The new bottom-up continentalization and globalization allow us to complete the task of connecting the human race. It opens up the possibility of extending the empathic sensibility to our species as a whole, as well as to the many other species that make up the life of the planet.

The era of economic entrenchment that we now find ourselves in, during the twilight of the Second Industrial Revolution and the dawn of the Third Industrial Revolution, is likely to last for a generation.

That period should be used both to rethink the conventional wisdom that has brought us to this dangerous impasse in human history. And we should use it to prepare a powerful new narrative for the generations that will follow — and in whose hands will rest the awesome responsibility of rehealing the Earth and creating a sustainable planet.

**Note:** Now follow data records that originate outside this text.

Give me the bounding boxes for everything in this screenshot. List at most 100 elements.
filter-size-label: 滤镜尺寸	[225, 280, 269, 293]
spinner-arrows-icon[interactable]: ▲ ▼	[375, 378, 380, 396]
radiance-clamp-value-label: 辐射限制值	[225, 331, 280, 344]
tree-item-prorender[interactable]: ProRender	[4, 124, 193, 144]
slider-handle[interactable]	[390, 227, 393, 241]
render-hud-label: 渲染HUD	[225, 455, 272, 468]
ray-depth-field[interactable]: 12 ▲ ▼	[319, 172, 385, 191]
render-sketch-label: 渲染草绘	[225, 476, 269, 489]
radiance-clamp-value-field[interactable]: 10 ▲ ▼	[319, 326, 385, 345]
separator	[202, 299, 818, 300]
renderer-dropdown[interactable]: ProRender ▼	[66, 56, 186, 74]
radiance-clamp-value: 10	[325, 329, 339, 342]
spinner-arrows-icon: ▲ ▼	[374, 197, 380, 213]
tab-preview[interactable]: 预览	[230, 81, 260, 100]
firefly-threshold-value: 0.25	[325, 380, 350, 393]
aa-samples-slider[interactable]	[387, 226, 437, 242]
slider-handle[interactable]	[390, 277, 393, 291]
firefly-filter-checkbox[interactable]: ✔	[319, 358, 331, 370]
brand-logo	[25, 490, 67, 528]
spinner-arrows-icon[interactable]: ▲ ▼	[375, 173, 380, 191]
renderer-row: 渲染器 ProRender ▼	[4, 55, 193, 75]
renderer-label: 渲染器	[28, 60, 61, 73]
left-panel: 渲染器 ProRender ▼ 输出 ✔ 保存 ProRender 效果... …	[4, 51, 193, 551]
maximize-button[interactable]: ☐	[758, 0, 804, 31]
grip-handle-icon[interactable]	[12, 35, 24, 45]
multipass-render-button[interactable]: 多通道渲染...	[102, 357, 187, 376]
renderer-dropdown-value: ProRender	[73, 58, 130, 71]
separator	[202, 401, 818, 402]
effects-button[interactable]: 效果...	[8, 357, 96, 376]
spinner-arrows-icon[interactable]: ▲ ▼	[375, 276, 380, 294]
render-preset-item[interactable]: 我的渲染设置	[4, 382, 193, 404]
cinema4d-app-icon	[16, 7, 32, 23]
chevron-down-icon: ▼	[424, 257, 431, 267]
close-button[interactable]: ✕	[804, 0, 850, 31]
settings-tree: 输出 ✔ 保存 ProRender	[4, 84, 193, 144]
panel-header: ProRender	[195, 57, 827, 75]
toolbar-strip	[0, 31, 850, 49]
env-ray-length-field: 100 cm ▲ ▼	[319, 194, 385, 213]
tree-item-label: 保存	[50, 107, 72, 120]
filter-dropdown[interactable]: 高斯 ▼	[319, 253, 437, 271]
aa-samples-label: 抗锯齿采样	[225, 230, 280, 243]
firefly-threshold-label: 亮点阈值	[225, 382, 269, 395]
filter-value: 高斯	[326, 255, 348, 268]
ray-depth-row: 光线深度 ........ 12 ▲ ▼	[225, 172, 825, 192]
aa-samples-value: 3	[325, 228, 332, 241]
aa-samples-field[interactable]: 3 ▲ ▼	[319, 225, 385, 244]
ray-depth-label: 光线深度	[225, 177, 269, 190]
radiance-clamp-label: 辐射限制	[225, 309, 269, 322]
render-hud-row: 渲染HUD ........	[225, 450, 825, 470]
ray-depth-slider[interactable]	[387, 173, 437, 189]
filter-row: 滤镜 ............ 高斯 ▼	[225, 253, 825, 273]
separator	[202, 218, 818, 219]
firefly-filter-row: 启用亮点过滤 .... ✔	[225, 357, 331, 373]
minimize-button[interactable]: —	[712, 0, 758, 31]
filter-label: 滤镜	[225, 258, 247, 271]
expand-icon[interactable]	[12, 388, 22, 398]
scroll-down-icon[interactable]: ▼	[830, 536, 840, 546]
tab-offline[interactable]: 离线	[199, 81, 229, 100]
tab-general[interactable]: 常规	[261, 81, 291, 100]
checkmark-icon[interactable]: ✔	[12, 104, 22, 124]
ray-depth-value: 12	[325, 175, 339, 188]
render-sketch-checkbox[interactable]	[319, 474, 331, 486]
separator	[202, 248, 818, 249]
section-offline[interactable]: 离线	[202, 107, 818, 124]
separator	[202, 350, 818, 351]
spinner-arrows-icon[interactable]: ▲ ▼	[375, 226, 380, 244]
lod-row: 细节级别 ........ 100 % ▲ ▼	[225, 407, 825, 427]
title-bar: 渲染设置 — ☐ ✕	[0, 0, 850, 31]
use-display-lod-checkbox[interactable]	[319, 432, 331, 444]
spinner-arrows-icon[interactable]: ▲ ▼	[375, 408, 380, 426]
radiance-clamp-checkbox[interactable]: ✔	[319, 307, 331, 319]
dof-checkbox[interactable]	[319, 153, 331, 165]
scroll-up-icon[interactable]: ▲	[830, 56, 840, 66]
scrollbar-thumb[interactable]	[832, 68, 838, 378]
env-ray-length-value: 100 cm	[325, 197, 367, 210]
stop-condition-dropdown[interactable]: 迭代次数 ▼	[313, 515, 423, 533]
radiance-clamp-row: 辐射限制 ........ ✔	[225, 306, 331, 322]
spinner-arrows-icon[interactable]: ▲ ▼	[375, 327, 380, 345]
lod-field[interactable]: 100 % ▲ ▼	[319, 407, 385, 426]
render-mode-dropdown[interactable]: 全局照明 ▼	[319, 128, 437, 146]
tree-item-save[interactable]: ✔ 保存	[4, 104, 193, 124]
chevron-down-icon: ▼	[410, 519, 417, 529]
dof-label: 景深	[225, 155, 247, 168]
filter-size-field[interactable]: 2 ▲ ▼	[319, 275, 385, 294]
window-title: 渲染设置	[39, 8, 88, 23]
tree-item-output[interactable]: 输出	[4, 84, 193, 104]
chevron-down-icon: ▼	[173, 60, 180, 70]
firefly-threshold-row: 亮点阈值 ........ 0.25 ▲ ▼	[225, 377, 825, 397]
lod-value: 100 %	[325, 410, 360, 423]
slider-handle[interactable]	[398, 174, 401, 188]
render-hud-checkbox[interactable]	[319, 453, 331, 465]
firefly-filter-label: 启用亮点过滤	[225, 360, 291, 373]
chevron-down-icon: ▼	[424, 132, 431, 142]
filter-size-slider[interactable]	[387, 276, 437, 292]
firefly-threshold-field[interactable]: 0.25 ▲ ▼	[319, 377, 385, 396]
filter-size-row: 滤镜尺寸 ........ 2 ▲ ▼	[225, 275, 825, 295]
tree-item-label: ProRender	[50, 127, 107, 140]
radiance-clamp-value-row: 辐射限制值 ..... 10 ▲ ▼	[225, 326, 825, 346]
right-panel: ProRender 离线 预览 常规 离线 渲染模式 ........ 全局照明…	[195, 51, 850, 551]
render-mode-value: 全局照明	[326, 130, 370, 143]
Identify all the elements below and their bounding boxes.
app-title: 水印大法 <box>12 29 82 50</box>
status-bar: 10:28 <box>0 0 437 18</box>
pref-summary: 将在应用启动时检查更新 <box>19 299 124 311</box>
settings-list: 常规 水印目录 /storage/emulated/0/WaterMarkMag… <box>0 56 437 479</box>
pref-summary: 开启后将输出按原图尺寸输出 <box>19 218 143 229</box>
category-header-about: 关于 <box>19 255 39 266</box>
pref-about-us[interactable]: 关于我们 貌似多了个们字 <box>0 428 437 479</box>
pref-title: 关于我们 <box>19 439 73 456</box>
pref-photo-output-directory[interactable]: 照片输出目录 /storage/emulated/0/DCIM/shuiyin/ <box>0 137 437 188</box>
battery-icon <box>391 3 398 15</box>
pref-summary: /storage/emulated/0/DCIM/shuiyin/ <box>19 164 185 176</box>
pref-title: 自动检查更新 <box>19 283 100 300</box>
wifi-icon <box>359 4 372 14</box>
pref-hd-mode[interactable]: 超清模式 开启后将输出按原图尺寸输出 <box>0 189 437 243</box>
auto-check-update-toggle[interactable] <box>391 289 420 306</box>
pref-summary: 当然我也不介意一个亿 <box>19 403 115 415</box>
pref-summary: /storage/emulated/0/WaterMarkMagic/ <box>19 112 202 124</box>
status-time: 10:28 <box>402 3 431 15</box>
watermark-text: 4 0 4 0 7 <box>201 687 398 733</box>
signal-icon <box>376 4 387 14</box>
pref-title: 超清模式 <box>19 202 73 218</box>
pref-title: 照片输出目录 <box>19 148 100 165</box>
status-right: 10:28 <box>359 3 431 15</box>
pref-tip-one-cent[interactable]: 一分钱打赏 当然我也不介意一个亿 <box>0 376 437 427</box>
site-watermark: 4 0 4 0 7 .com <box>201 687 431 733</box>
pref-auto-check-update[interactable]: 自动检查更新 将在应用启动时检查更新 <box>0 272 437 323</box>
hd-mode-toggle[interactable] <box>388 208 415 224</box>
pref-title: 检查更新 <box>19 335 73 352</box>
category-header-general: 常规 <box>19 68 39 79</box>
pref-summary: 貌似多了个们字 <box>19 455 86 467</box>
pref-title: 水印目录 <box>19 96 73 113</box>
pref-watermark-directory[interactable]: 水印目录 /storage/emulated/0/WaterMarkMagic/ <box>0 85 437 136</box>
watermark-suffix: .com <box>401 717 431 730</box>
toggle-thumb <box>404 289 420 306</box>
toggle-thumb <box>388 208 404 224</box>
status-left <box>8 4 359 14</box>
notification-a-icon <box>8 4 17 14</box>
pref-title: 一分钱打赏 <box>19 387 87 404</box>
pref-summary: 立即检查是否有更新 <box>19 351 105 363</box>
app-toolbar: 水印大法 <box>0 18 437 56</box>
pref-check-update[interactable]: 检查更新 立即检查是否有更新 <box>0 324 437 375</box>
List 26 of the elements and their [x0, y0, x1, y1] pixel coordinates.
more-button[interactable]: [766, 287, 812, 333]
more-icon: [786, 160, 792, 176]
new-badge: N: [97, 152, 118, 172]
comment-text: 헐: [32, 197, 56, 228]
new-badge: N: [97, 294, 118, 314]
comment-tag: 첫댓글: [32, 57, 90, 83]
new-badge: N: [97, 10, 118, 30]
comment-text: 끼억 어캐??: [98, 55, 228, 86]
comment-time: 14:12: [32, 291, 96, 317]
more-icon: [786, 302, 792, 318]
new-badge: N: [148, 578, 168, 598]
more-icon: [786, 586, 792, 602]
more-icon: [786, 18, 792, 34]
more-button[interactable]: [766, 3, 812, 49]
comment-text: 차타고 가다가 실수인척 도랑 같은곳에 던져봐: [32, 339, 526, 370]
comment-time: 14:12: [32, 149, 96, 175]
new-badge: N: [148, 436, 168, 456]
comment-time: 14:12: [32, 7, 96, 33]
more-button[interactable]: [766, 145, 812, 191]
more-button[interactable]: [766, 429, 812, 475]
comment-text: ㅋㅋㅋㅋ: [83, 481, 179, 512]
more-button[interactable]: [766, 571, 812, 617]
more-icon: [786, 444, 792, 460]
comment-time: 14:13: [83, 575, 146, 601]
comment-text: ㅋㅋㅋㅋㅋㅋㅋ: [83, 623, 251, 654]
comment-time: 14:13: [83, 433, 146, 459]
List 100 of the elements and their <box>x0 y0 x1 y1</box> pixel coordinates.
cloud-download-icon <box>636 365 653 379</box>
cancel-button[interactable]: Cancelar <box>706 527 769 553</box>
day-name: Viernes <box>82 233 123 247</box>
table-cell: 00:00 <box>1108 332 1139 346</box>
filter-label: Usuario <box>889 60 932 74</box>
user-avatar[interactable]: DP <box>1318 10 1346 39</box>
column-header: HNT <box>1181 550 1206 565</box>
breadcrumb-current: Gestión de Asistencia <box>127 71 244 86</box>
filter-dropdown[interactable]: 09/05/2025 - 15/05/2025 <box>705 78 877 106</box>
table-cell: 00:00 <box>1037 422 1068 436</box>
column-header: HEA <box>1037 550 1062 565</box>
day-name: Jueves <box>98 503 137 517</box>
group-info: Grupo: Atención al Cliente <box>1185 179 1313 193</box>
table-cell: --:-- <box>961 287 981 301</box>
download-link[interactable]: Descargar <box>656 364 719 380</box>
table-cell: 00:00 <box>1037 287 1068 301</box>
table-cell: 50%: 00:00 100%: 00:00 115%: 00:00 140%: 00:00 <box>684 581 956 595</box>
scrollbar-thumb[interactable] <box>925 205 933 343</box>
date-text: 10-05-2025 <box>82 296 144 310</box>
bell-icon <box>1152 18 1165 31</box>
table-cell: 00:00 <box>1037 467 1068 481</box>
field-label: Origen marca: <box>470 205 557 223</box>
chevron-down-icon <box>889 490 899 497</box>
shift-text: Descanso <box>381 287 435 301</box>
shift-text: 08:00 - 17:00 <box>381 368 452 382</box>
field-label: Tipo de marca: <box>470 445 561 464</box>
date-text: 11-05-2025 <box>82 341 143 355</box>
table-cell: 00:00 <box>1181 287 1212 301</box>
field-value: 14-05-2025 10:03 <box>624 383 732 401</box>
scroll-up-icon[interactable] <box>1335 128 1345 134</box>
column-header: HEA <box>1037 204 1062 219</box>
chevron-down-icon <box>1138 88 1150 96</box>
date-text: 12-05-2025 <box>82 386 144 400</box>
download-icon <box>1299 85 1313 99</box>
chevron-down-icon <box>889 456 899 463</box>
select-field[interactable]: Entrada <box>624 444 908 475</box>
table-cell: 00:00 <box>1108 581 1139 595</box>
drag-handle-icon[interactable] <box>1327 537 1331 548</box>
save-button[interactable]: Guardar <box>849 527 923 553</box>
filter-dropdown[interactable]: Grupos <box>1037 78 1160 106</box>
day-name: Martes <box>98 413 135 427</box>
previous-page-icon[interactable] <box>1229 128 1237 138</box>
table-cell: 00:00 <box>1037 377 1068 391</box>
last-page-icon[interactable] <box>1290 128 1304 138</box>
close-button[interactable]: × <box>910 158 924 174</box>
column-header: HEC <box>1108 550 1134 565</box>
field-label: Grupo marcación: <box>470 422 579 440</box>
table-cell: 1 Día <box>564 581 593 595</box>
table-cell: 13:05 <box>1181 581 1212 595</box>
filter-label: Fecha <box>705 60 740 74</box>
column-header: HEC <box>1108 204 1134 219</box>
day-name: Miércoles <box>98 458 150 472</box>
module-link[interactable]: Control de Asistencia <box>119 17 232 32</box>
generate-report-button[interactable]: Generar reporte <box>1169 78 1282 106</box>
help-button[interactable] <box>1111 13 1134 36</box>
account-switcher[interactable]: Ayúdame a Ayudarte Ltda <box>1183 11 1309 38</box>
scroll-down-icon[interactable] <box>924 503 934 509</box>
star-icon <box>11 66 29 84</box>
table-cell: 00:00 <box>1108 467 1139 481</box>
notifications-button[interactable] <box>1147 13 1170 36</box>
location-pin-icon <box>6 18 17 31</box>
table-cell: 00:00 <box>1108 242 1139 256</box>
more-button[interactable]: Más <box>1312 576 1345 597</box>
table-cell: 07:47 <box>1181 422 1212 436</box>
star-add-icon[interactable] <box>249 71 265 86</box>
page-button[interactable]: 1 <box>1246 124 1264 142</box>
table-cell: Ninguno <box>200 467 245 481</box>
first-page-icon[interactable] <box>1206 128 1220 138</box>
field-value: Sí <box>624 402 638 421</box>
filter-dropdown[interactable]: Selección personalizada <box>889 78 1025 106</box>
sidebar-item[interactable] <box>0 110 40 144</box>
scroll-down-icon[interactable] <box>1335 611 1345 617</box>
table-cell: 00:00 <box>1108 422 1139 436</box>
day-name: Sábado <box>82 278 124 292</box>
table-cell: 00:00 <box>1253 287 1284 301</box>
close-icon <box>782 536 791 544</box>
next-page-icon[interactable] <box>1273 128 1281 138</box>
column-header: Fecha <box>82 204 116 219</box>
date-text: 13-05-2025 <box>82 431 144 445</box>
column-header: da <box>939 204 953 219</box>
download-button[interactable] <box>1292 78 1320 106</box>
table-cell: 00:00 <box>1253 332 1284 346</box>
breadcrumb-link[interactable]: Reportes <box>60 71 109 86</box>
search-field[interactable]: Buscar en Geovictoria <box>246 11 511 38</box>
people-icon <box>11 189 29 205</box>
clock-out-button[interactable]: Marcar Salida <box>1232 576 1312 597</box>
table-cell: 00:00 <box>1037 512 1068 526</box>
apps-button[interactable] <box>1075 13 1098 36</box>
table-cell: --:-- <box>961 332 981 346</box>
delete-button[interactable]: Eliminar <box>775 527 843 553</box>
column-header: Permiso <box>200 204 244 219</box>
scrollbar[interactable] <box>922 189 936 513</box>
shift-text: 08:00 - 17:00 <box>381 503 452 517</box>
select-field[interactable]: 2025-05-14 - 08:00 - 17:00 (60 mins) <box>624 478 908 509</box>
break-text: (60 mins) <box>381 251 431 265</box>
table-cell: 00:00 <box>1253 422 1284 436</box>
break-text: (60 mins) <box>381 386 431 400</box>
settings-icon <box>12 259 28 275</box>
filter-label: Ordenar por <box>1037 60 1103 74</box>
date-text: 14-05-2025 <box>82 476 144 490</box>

Ironically, climate change is forcing us, as never before, to recognize our shared humanity and our common plight, in an essential way, rather than a superficial way. We are truly all in this life and on this planet together — and there is simply nowhere any longer for any of us to escape or to hide.

My sense is that while the initial response to climate change, which has teetered somewhere between disinterest, denial and, at best, weak acceptance — that is, without commensurate emotional and political commitment — is fast changing.

We are entering a new phase in which the "real-time" impacts of climate change are beginning to impinge on whole regions of the world, affecting large segments of humanity.

The first reactions coming in are fear and anger on the part of the early victims and feigned interest among those not yet affected. That is going to change rapidly in the coming decades as the effects of climate change ripple out and impinge on larger pools of humanity.

Editor’s Note: This feature is adapted from EMPATHIC CIVILIZATION by Jeremy Rifkin, published by Tarcher. Copyright 2010 Jeremy Rifkin. Reprinted with permission of the publisher.

Takeaways

While some level of globalization will continue to exist, it is likely that continentalization will play a more dominant role.

When every community is locally empowered, it can engage directly in regional, continental and limited global trade.

Geopolitics has always been based on the assumption that the environment is a giant battleground — a war of all against all.

The new era of distributed capitalism in energy and communication allows us to sculpt a new approach to globalization.

Biosphere politics is based on the idea that the Earth is like a living organism made up of interdependent relationships and that we each survive by stewarding the larger communities of which we are a part.